La dissension était suffisamment critique, notamment au sein du personnel de l’IGN, pour qu’« en juin 1969, le Conseil d’Administration de l’I.G.N. [approuvât] la création d’un groupe d’études chargé de préciser la mission de l’établissement en ce qui [concernait] l’équipement géographique de base du territoire national »1694. Formé de sept ingénieurs géographes et du conseiller d’Etat Doumenc, présidé par le directeur de l’institut, ce groupe devait définir l’équipement géographique national à long terme, en fixant des échéances raisonnables, les méthodes les plus économiques possibles et les besoins en personnel et en matériel. Alors que Georges Alinhac voyait dans cette initiative « l’occasion de réviser la conception même de la carte à l’issue d’une période de transition, afin de l’adapter au mieux aux besoins des utilisateurs et aux nouvelles techniques de réalisation »1695, j’intègre ces trois changements (transition institutionnelle, mutation technique et modification de la carte de base) dans une évolution exclusive vers la conception de la carte comme un produit utilitaire – voire un produit de consommation.

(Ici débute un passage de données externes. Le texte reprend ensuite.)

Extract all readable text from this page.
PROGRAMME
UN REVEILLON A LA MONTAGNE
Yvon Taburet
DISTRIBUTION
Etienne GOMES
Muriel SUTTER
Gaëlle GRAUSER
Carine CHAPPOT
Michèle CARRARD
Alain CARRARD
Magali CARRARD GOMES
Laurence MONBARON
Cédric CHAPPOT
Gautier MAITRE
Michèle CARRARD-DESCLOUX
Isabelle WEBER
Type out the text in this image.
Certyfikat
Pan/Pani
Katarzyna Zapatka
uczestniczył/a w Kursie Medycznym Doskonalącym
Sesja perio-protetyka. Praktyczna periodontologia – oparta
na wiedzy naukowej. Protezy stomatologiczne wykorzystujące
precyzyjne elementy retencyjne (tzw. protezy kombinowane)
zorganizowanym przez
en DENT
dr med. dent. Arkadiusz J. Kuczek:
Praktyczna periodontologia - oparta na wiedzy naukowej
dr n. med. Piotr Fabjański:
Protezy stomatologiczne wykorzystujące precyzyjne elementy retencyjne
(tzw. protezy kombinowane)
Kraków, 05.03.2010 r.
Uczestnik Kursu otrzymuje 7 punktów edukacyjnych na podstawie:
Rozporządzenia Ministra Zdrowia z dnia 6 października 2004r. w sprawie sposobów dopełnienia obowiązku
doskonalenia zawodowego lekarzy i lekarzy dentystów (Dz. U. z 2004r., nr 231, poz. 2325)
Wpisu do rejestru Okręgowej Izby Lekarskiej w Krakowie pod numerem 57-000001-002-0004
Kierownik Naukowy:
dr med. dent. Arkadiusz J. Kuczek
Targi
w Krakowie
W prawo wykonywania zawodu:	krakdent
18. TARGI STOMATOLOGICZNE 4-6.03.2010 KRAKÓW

L’IGN appliqua d’ailleurs des méthodes parfaitement commerciales pour déterminer ce que les utilisateurs (ses clients) attendaient des cartes (ses produits). Il réunit ainsi sept tables rondes d’usagers pour étudier les propositions du groupe d’étude sur l’équipement géographique, chacune représentant un secteur de clientèle potentiel :agriculture, armée, cadastre et géomètres, aménagement du territoire, géographie physique et humaine, cartographie thématique et cartographie touristique. Même si ces tables rondes acceptèrent l’ensemble des propositions du groupe de travail, elles avaient confirmé que ces propositions répondaient suffisamment aux besoins et aux attentes des utilisateurs, et non seulement aux tendances scientifique ou industrielle qui se manifestaient habituellement à l’IGN. En ce sens, leur réunion montrait l’ouverture définitive de l’IGN à des problématiques commerciales.

Notes
1692.

Voir supra, partie 4, chapitre 1.3.2.2.

1693.

SINOIR Alain. 1940-1990 : une histoire mouvementée. Op. cit., p. 43.

1694.

ALINHAC Georges. La carte de France au 1 :25 000. Op. cit., p. 2.

1695.

Ibid..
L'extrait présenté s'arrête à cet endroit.